I am buoyed by the knowledge that I am not alone. People come up to me at seminars, eyes full and bright with the beginnings of tears, and tell me they had a dog like Luke, “forever dogs” we call them, the canine loves of our life, dogs who expand our hearts and fill our souls in a way that nothing else ever had. Old Yeller was a book about a dog like that, a plain yellow dog who settled in the soul of a young country boy, and served as a cultural icon of the depth of devotion we can have for a dog.”
And here I am, lucky me, equally gobsmacked in love with Maggie and Skip, as I was with Luke and Lassie and Willie and Tulip and Bo Peep and Pippy Tay.

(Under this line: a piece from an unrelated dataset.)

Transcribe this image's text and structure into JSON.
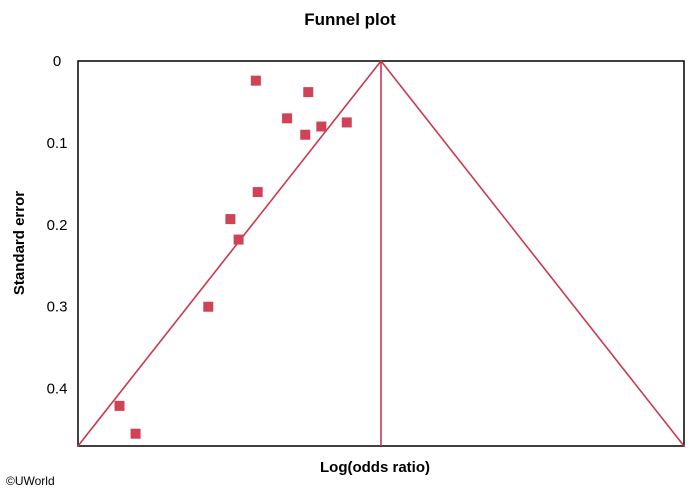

I am astounded at how lucky I have been–to have such good dogs, such special dogs, dogs who deserve entire books written about them. Dogs like Willie. Here’s about Willie, from The Education of Will:
But there was something else—something that I hadn’t allowed myself to talk about. I was just as jumpy as Willie. While his reactivity set me off, I knew that my own startle response did the same to him. We were living in a vicious circle, each making the other worse. In my heart, I knew that in spite of my professional expertise, my own problems meant I wasn’t the ideal owner for Willie.

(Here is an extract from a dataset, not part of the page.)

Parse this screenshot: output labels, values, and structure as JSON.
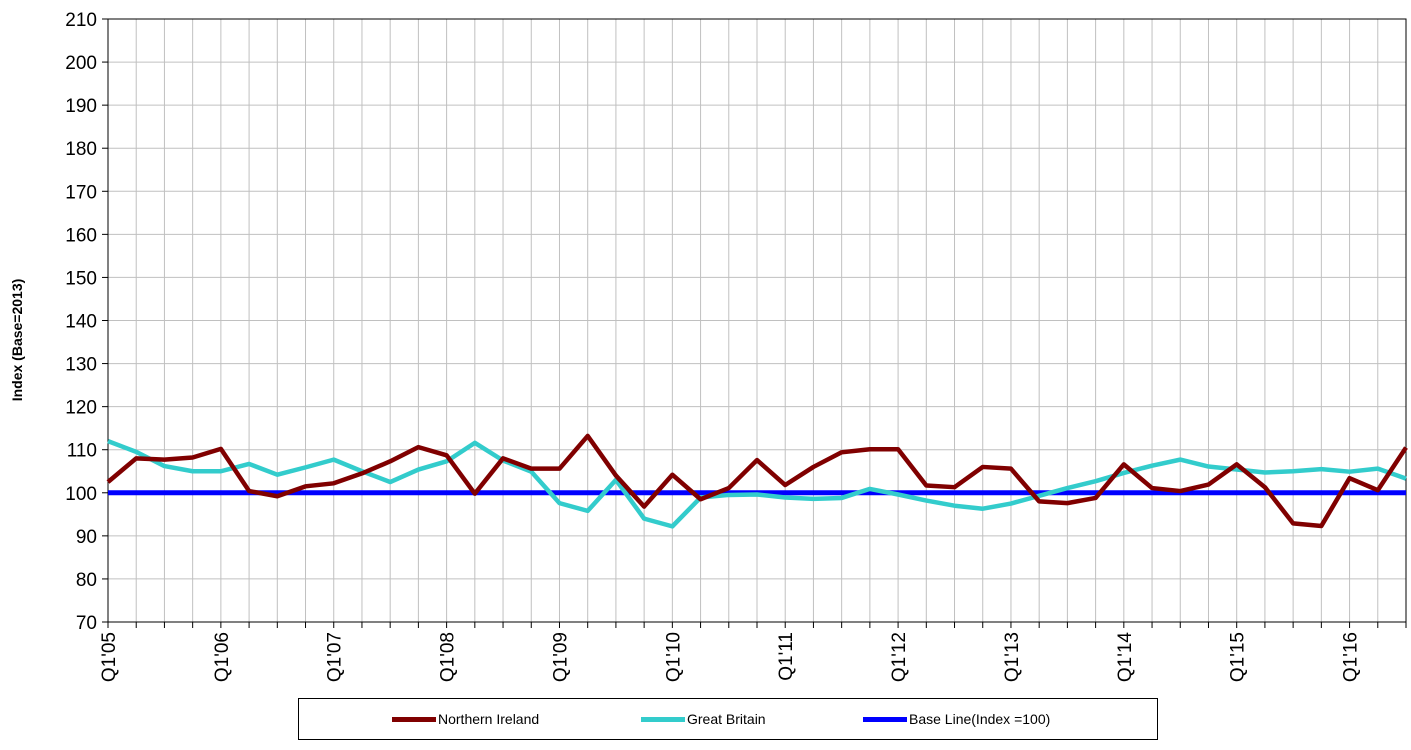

Heartsick, I leashed Willie, and we went out the door to the car. I put him in a sit/stay behind the car while I hauled the heavy ramp from the backseat and placed it so that he could climb in without jumping and re-injuring his shoulder. It was hard for Willie to sit and stay while I lugged the ramp around. When I turned to Willie to release him, he sat big-eyed and trembling, almost overwhelmed by the energy it took to make himself obey and control his almost-out-of-control impulses. His face was desperate with the need to leap forward—to move move move, oh-please-I-have-to-move—countered by his desire to be a very good dog, the very best dog anyone could ever have.
That was when it hit me: I knew Willie like I knew myself. I knew what it was like to fight the demons inside and still want so badly to be good. To be so fearful that the slightest noise blows you off the ground as if a bomb has gone off under your feet. I knew what it was like to be happy and friendly on the outside and yet spend much of your life in fear.
I looked at his imploring face, and my heart opened up so wide and fast that my knees went weak. As I released Willie from his stay and he climbed into the car, I knew that I could never send him away. I sat beside him while he licked the tears off my cheeks, and I whispered, “I will, I will, I will, Willie, I will move heaven and earth to try to help us both.”
Tell us your love story. I will cherish every one, curled up on the couch with Skip at my feet and Maggie’s head on my lap, sipping Earl Grey tea from my cup, the one with Sweet Peas on it.
MEANWHILE, back on the farm: Dogs and Hats to make us smile.
Tell us your love story. Smile at your dog. Buy a new hat. Find something good to focus on and savor it. We’ll get through this.